Assessment and Reflection Guide
Assessment in this curriculum should measure understanding and tool use, not emotional disclosure, personality, or whether a student looks "fixed."
Students may complete work with fictional examples, neutral examples, or low-stakes real situations. That is still real evidence of learning.
Use this page as the umbrella guide. For the shared question routine, use SEL Checkpoint. For phase-based checkpoints, use Assessment Checkpoints. For learner-facing reflection, use Self-Assessment and Reflection.
Do not grade students on vulnerability, emotional polish, personal trauma details, or how regulated they appear in the moment. Grade the use of the tool, the clarity of reasoning, and the ability to reflect on what changed.
What Can Be Assessed
Students may be assessed on whether they can:
- understand and use vocabulary accurately
- apply tools to fictional or low-stakes examples
- separate observations from interpretations
- identify inputs and outputs
- name a feedback loop
- write a respectful boundary
- choose a responsible Check Before You Tell response to a rumor
- design a safe When/Then Plan
- reflect on what changed after trying a tool
What Should Not Be Assessed
Do not assess:
- how much a student reveals
- whether a student uses a personal story
- whether a student seems calm all the time
- whether a student forgives someone
- whether a student's family or peer system changes quickly
Four-Level Snapshot Rubrics
Use these snapshots for observation, conferences, portfolios, or brief written work. The shared scale across the curriculum is:
- Beginning
- Developing
- Secure
- Extending
Emotional Signal Awareness
| Level | Description |
|---|---|
| Beginning | Names a basic emotion or body signal with support. |
| Developing | Connects emotions to body or context signals. |
| Secure | Notices patterns and identifies helpful responses. |
| Extending | Explains how signals change across situations or over time. |
Input/Output Reasoning
| Level | Description |
|---|---|
| Beginning | Describes what happened. |
| Developing | Separates facts from assumptions with support. |
| Secure | Generates alternative explanations and chooses a safer next move. |
| Extending | Compares several interpretations and reflects on what changed. |
Boundary Communication
| Level | Description |
|---|---|
| Beginning | Identifies a need or discomfort. |
| Developing | Writes a clear, respectful boundary with support. |
| Secure | Includes an action they can control and respects others while holding the boundary. |
| Extending | Adjusts the language to fit audience, setting, or accessibility needs. |
Social Information Responsibility
| Level | Description |
|---|---|
| Beginning | Recognizes rumor, gossip, or conflict. |
| Developing | Uses the Check Before You Tell questions with support. |
| Secure | Chooses to stop the story, share responsibly, or get adult support. |
| Extending | Explains ripple effects, consent, and why verification matters. |
Personal Plan Design
| Level | Description |
|---|---|
| Beginning | Names a trigger or repeat problem. |
| Developing | Designs a possible When/Then response with support. |
| Secure | Tests, reflects on, and patches the plan safely. |
| Extending | Uses evidence and revision to improve the plan clearly. |
Reflection Prompts
Use short prompts at the end of a lesson, week, or capstone cycle:
- What signal did I notice sooner this time?

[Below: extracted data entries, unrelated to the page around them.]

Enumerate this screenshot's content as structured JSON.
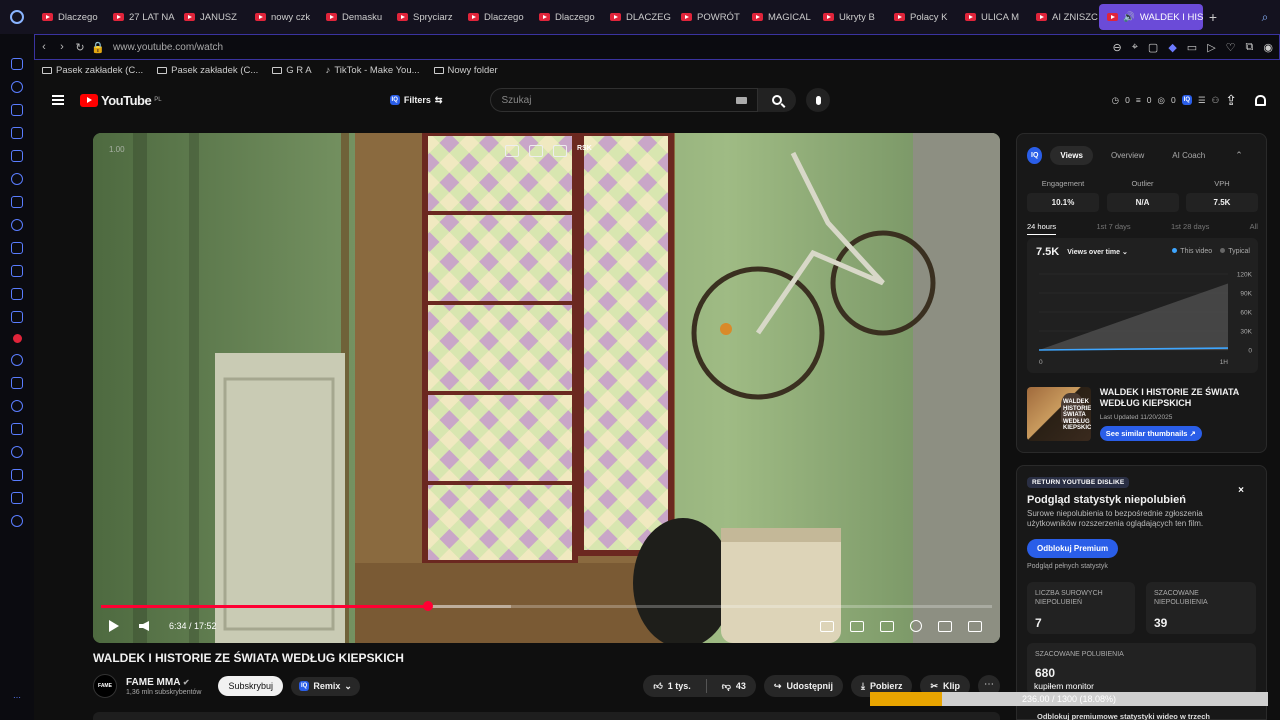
{
  "browser": {
    "tabs": [
      {
        "label": "Dlaczego"
      },
      {
        "label": "27 LAT NA"
      },
      {
        "label": "JANUSZ"
      },
      {
        "label": "nowy czk"
      },
      {
        "label": "Demasku"
      },
      {
        "label": "Spryciarz"
      },
      {
        "label": "Dlaczego"
      },
      {
        "label": "Dlaczego"
      },
      {
        "label": "DLACZEG"
      },
      {
        "label": "POWRÓT"
      },
      {
        "label": "MAGICAL"
      },
      {
        "label": "Ukryty B"
      },
      {
        "label": "Polacy K"
      },
      {
        "label": "ULICA M"
      },
      {
        "label": "AI ZNISZC"
      }
    ],
    "active_tab": "WALDEK I HIST",
    "url": "www.youtube.com/watch",
    "bookmarks": [
      {
        "label": "Pasek zakładek (C..."
      },
      {
        "label": "Pasek zakładek (C..."
      },
      {
        "label": "G R A"
      },
      {
        "label": "TikTok - Make You..."
      },
      {
        "label": "Nowy folder"
      }
    ]
  },
  "youtube": {
    "logo_text": "YouTube",
    "country": "PL",
    "filters_label": "Filters",
    "search_placeholder": "Szukaj",
    "header_stats": [
      "0",
      "0",
      "0"
    ]
  },
  "video": {
    "overlay_number": "1.00",
    "rsk_label": "RSK",
    "time": "6:34 / 17:52",
    "progress_fraction": 0.367,
    "title": "WALDEK I HISTORIE ZE ŚWIATA WEDŁUG KIEPSKICH",
    "channel": "FAME MMA",
    "channel_avatar_text": "FAME",
    "subscribers": "1,36 mln subskrybentów",
    "subscribe_label": "Subskrybuj",
    "remix_label": "Remix",
    "likes": "1 tys.",
    "dislikes": "43",
    "share_label": "Udostępnij",
    "download_label": "Pobierz",
    "clip_label": "Klip",
    "more_label": "⋯"
  },
  "analytics": {
    "tabs": [
      "Views",
      "Overview",
      "AI Coach"
    ],
    "stats": [
      {
        "label": "Engagement",
        "value": "10.1%"
      },
      {
        "label": "Outlier",
        "value": "N/A"
      },
      {
        "label": "VPH",
        "value": "7.5K"
      }
    ],
    "ranges": [
      "24 hours",
      "1st 7 days",
      "1st 28 days",
      "All"
    ],
    "big_value": "7.5K",
    "selector": "Views over time",
    "legend": [
      "This video",
      "Typical"
    ],
    "thumb_title": "WALDEK I HISTORIE ZE ŚWIATA WEDŁUG KIEPSKICH",
    "thumb_overlay_text": "WALDEK I HISTORIE ZE ŚWIATA WEDŁUG KIEPSKICH",
    "last_updated": "Last Updated 11/20/2025",
    "similar_label": "See similar thumbnails ↗"
  },
  "chart_data": {
    "type": "area",
    "x": [
      0,
      1
    ],
    "xtick_labels": [
      "0",
      "1H"
    ],
    "ylim": [
      0,
      120000
    ],
    "yticks": [
      0,
      30000,
      60000,
      90000,
      120000
    ],
    "ytick_labels": [
      "0",
      "30K",
      "60K",
      "90K",
      "120K"
    ],
    "series": [
      {
        "name": "This video",
        "values": [
          0,
          3000
        ],
        "color": "#3ea6ff"
      },
      {
        "name": "Typical",
        "values": [
          0,
          105000
        ],
        "color": "#555555"
      }
    ]
  },
  "dislikes": {
    "badge": "RETURN YOUTUBE DISLIKE",
    "close": "×",
    "title": "Podgląd statystyk niepolubień",
    "description": "Surowe niepolubienia to bezpośrednie zgłoszenia użytkowników rozszerzenia oglądających ten film.",
    "unlock_label": "Odblokuj Premium",
    "sub_text": "Podgląd pełnych statystyk",
    "raw_label": "LICZBA SUROWYCH NIEPOLUBIEŃ",
    "raw_value": "7",
    "est_label": "SZACOWANE NIEPOLUBIENIA",
    "est_value": "39",
    "likes_label": "SZACOWANE POLUBIENIA",
    "likes_value": "680",
    "caption": "kupiłem monitor",
    "footer": "Odblokuj premiumowe statystyki wideo w trzech"
  },
  "download": {
    "text": "236.00 / 1300 (18.08%)",
    "fraction": 0.1808
  },
  "colors": {
    "accent": "#2a5ee8",
    "progress": "#ff0033",
    "download": "#e8a400",
    "active_tab": "#6b4bd8"
  }
}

- Which part was fact, and which part was interpretation?
- Which tool helped most in this example?
- What would I try differently next time?
- What stayed hard?
- What am I proud of about my process?
- What support or reminder would help next time?
- Who was involved, and what might they have felt or needed?
- What could repair harm, revise my work, or make the next step kinder?
Low-Stakes Evidence Artifacts
Good evidence sources include:
- a completed Body Signal Notebook / Telemetry Log entry
- a fictional Detective Check / Input/Output Audit
- a Thought Bug Debugger
- a Clear Boundary Rules Script Builder
- a Check Before You Tell Card
- a When/Then Plan Card
- a Look Back and Patch Notes page
- a completed checkpoint from Assessment Checkpoints
- a learner reflection or project checklist from Self-Assessment and Reflection
See Student Tools and Printables for reusable templates and Week 18 for capstone reflection ideas.
Portfolio Option
A simple end-of-course portfolio can include:
- one early Body Signal Notebook / Telemetry Log entry
- one audit or thought-bug tool
- one boundary or rumor-responsibility artifact
- one capstone When/Then Plan
- one patch-notes reflection
The portfolio should show growth in reasoning and tool use, not private disclosure.